Por outro lado, discutimos a hipótese de apresentarmos queixa à Ordem dos Advogados e pedir-lhe um emissário para nos vir ouvir e defender os nossos pontos de vista.
(A constipação continua. Esta maldita cela e toda a sua humidade. Seja tudo em remissão dos meus pecados).
O Dr. Abel foi de opinião (com que concordei) de tentarmos contactar o Dr. Mesquita, juiz adjunto do Procurador da República, afim de tentar obter uma liberdade com termo de residência que nos permita lá fora, ir trabalhando juridicamente pelos que cá ficassem.
Embora julgue que uma diligência não anule a outra, vamos tentar saber, ao almoço, pelo Gustavo Moura, se o Dr. Mesquita faz parte da comissão e, caso afirmativo, fazer-lhe o pedido.
Entretanto, corre que Tomaz Caetano, cidadão canadiano, vai apresentar protesto junto da sua Embaixada e pedir a intervenção daquele país no seu caso. Parece que esteve detido 24 horas em Ponta Delgada sem comer nem beber.

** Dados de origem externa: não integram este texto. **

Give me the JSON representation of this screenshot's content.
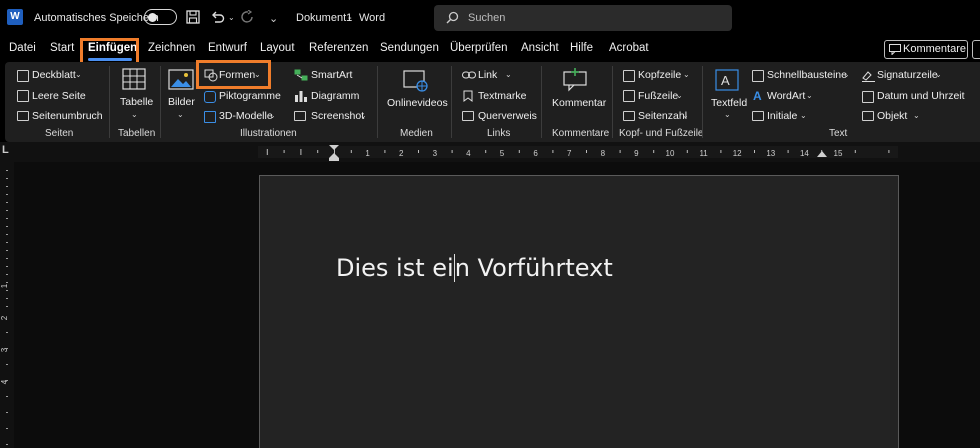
{
  "titlebar": {
    "autosave_label": "Automatisches Speichern",
    "doc_name": "Dokument1",
    "app_separator": "-",
    "app_name": "Word",
    "search_placeholder": "Suchen"
  },
  "tabs": [
    "Datei",
    "Start",
    "Einfügen",
    "Zeichnen",
    "Entwurf",
    "Layout",
    "Referenzen",
    "Sendungen",
    "Überprüfen",
    "Ansicht",
    "Hilfe",
    "Acrobat"
  ],
  "active_tab": "Einfügen",
  "comments_button": "Kommentare",
  "ribbon": {
    "seiten": {
      "items": [
        "Deckblatt",
        "Leere Seite",
        "Seitenumbruch"
      ],
      "label": "Seiten"
    },
    "tabellen": {
      "item": "Tabelle",
      "label": "Tabellen"
    },
    "illustrationen": {
      "bilder": "Bilder",
      "formen": "Formen",
      "piktogramme": "Piktogramme",
      "modelle": "3D-Modelle",
      "smartart": "SmartArt",
      "diagramm": "Diagramm",
      "screenshot": "Screenshot",
      "label": "Illustrationen"
    },
    "medien": {
      "item": "Onlinevideos",
      "label": "Medien"
    },
    "links": {
      "items": [
        "Link",
        "Textmarke",
        "Querverweis"
      ],
      "label": "Links"
    },
    "kommentare": {
      "item": "Kommentar",
      "label": "Kommentare"
    },
    "kopf": {
      "items": [
        "Kopfzeile",
        "Fußzeile",
        "Seitenzahl"
      ],
      "label": "Kopf- und Fußzeile"
    },
    "text": {
      "textfeld": "Textfeld",
      "schnellbausteine": "Schnellbausteine",
      "wordart": "WordArt",
      "initiale": "Initiale",
      "signaturzeile": "Signaturzeile",
      "datum": "Datum und Uhrzeit",
      "objekt": "Objekt",
      "label": "Text"
    }
  },
  "ruler_numbers": [
    "1",
    "2",
    "3",
    "4",
    "5",
    "6",
    "7",
    "8",
    "9",
    "10",
    "11",
    "12",
    "13",
    "14",
    "15"
  ],
  "left_ruler_numbers": [
    "1",
    "2",
    "3",
    "4"
  ],
  "document": {
    "text_before_cursor": "Dies ist ei",
    "text_after_cursor": "n Vorführtext"
  },
  "colors": {
    "highlight": "#f07d2b",
    "tab_underline": "#4a8ff0",
    "word_blue": "#1f5fbf"
  }
}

Às vezes penso que é inútil escrever este diário, pois que se calhar acabam por mo roubar. Mas, enfim, é uma tarefa tão absorvente que nem sequer penso em abandoná-la.
Hoje, no pátio, assobiámos o hino do Senhor Santo Cristo e o do Senhor Espírito Santo. Este último é tido como o hino dos Açores tal é a sua generalização em todas as ilhas.

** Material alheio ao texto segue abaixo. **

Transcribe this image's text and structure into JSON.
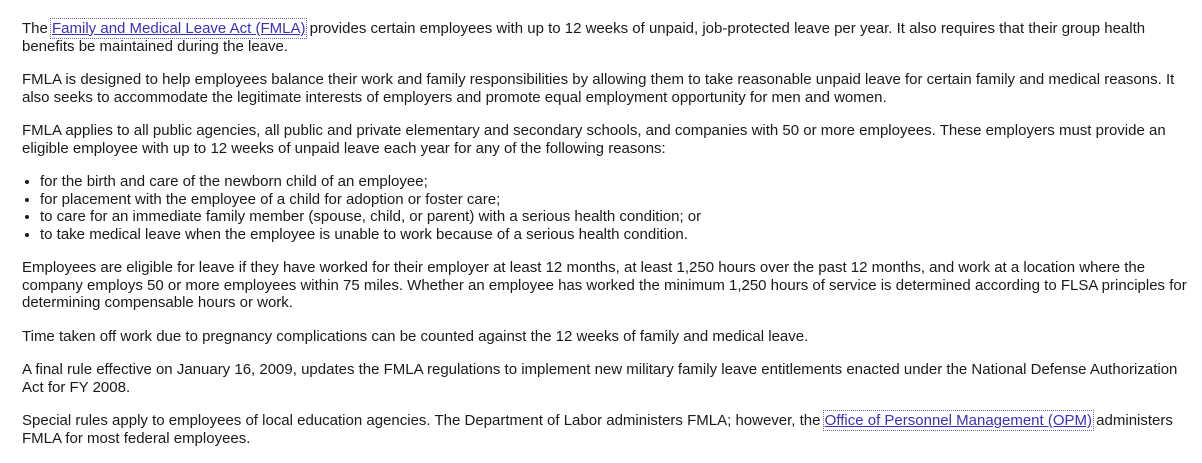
{
  "paragraphs": {
    "p1": {
      "before": "The ",
      "link": "Family and Medical Leave Act (FMLA)",
      "after": " provides certain employees with up to 12 weeks of unpaid, job-protected leave per year. It also requires that their group health benefits be maintained during the leave."
    },
    "p2": "FMLA is designed to help employees balance their work and family responsibilities by allowing them to take reasonable unpaid leave for certain family and medical reasons. It also seeks to accommodate the legitimate interests of employers and promote equal employment opportunity for men and women.",
    "p3": "FMLA applies to all public agencies, all public and private elementary and secondary schools, and companies with 50 or more employees. These employers must provide an eligible employee with up to 12 weeks of unpaid leave each year for any of the following reasons:",
    "reasons": [
      "for the birth and care of the newborn child of an employee;",
      "for placement with the employee of a child for adoption or foster care;",
      "to care for an immediate family member (spouse, child, or parent) with a serious health condition; or",
      "to take medical leave when the employee is unable to work because of a serious health condition."
    ],
    "p4": "Employees are eligible for leave if they have worked for their employer at least 12 months, at least 1,250 hours over the past 12 months, and work at a location where the company employs 50 or more employees within 75 miles. Whether an employee has worked the minimum 1,250 hours of service is determined according to FLSA principles for determining compensable hours or work.",
    "p5": "Time taken off work due to pregnancy complications can be counted against the 12 weeks of family and medical leave.",
    "p6": "A final rule effective on January 16, 2009, updates the FMLA regulations to implement new military family leave entitlements enacted under the National Defense Authorization Act for FY 2008.",
    "p7": {
      "before": "Special rules apply to employees of local education agencies. The Department of Labor administers FMLA; however, the ",
      "link": "Office of Personnel Management (OPM)",
      "after": " administers FMLA for most federal employees."
    }
  },
  "colors": {
    "text": "#1a1a1a",
    "link": "#3b2fbf",
    "background": "#ffffff"
  }
}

Muitas vezes, ao assistir às brincadeiras dos soldados, entre si, com as armas nas mãos, me ponho a considerar o perigo de poder haver algum acidente mortal que venha carregar de mais negro esta nossa tragédia.
Quando eles ficam, por momentos, sem oficial ou aspirante, tornam-se em autênticas crianças que são. Sempre gostava de saber qual a ideia que de nós faz o comandante do B.I.I. 17 que nem se dignou visitar o presídio militar e ouvir as reclamações que temos para apresentar. Julgo que era esse o seu dever, o qual, atentas as circunstâncias em que nos encontramos, devia tornar-se para ele, ponto de honra.

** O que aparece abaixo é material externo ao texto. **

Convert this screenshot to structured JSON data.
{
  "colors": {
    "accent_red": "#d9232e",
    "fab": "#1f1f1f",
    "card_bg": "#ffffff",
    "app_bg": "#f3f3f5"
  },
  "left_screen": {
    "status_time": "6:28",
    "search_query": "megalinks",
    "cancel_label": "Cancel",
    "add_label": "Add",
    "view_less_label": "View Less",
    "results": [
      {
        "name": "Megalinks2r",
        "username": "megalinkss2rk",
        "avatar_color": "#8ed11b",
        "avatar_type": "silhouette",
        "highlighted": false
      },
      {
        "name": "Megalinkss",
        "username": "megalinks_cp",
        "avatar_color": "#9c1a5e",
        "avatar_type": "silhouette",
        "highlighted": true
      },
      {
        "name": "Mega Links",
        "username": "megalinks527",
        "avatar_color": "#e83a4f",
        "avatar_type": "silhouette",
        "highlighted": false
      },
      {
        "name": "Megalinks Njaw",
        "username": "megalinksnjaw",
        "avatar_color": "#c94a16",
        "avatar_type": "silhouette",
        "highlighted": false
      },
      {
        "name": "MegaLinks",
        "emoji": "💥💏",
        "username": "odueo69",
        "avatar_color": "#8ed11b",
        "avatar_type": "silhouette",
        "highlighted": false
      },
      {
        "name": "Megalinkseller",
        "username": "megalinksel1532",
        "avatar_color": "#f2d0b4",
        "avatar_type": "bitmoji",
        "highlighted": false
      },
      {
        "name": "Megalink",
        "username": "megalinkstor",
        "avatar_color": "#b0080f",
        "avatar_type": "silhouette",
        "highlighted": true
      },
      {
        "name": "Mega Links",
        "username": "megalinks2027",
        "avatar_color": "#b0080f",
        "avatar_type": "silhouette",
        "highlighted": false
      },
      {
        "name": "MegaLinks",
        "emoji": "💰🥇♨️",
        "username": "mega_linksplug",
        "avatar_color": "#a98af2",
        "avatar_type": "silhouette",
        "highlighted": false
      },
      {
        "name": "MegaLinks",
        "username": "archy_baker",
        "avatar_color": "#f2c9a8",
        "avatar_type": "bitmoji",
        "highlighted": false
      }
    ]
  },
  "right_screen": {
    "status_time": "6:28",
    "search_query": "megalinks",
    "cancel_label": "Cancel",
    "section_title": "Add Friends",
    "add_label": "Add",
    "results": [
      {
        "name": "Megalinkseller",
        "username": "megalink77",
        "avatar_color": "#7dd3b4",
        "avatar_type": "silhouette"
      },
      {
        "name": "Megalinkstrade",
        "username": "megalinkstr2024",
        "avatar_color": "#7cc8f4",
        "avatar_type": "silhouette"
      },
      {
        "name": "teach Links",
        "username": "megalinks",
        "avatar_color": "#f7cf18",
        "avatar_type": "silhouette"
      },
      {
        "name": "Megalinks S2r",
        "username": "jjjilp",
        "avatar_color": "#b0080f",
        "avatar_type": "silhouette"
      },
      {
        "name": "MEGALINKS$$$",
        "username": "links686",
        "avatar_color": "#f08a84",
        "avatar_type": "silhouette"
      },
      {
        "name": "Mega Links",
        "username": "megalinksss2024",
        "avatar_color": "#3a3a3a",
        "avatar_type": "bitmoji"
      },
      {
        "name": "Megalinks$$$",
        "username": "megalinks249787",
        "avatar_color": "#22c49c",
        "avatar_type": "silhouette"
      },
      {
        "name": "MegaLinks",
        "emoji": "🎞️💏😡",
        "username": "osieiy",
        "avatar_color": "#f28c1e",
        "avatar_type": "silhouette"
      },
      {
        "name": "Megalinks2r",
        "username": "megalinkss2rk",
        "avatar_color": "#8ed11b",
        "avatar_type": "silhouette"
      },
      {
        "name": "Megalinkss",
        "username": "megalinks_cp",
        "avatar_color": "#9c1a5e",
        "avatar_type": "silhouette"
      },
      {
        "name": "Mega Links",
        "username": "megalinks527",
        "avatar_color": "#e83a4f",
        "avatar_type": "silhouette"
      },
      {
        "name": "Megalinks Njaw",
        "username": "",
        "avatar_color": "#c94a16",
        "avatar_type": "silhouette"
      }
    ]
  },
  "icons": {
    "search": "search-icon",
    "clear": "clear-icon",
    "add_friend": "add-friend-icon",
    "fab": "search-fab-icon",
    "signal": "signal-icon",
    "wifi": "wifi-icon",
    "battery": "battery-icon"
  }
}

Por seu turno há uma coisa que me tem espantado. A atitude de afastamento da Santa Madre Igreja nesta terra do Heroísmo representada por 2 Bispos. Pois nenhum deles (e somos amigos de ambos) se dignou vir ou mandar um representante de Cristo junto de quem tanto apoio moral necessita. Esta, se calhar, é a tal Igreja não comprometida. Digo-o mais com amargura do que com ironia, pois agora poucas forças tenho para ironizar. Mas se Maomé não vai à Montanha esta vai a Maomé: E fica já jurado, vou mandar pedir a vinda aqui, do Senhor Bispo. Se ele não vier vou eu lá pedir-lhe á bênção. Apostólica! (1)
Eis o texto do telegrama que vou tentar fazer chegar Junto da Ordem dos Advogados:
Exmo. Bastonário Ordem dos Advogados
Largo S. Domingos
LISBOA
Abaixo assinados, advogados, detidos ordem militar cadeia comarca, sem culpa formada, ou possível visto terem agido exercício deveres profissionais, solicitam presença urgente Vexa esta Ilha Terceira fim apresentar-lhe pessoalmente suas razões. Respeitosamente, Abel Carreiro, Melo Bento, Almeida Sousa.
É claro que tudo isto teria sido dispensável se a nossa delegação da ordem em Ponta Delgada se tivesse mexido. Em boa verdade desconheço se assim aconteceu de facto. Mas pelo lado de que o vento sopra não me parece que aportemos a terra...
Operação bacio: O facto de estar fechado numa cela tem implicações higiénicas e sanitárias de certa gravidade.
Apesar de estar habituado a regular cronologicamente a satisfação das minhas necessidades fisiológicas, tem sido difícil fazê-lo agora dado o género de comidas que a tropa nos serve: ê muito pesada e provoca anomalias pouco agradáveis.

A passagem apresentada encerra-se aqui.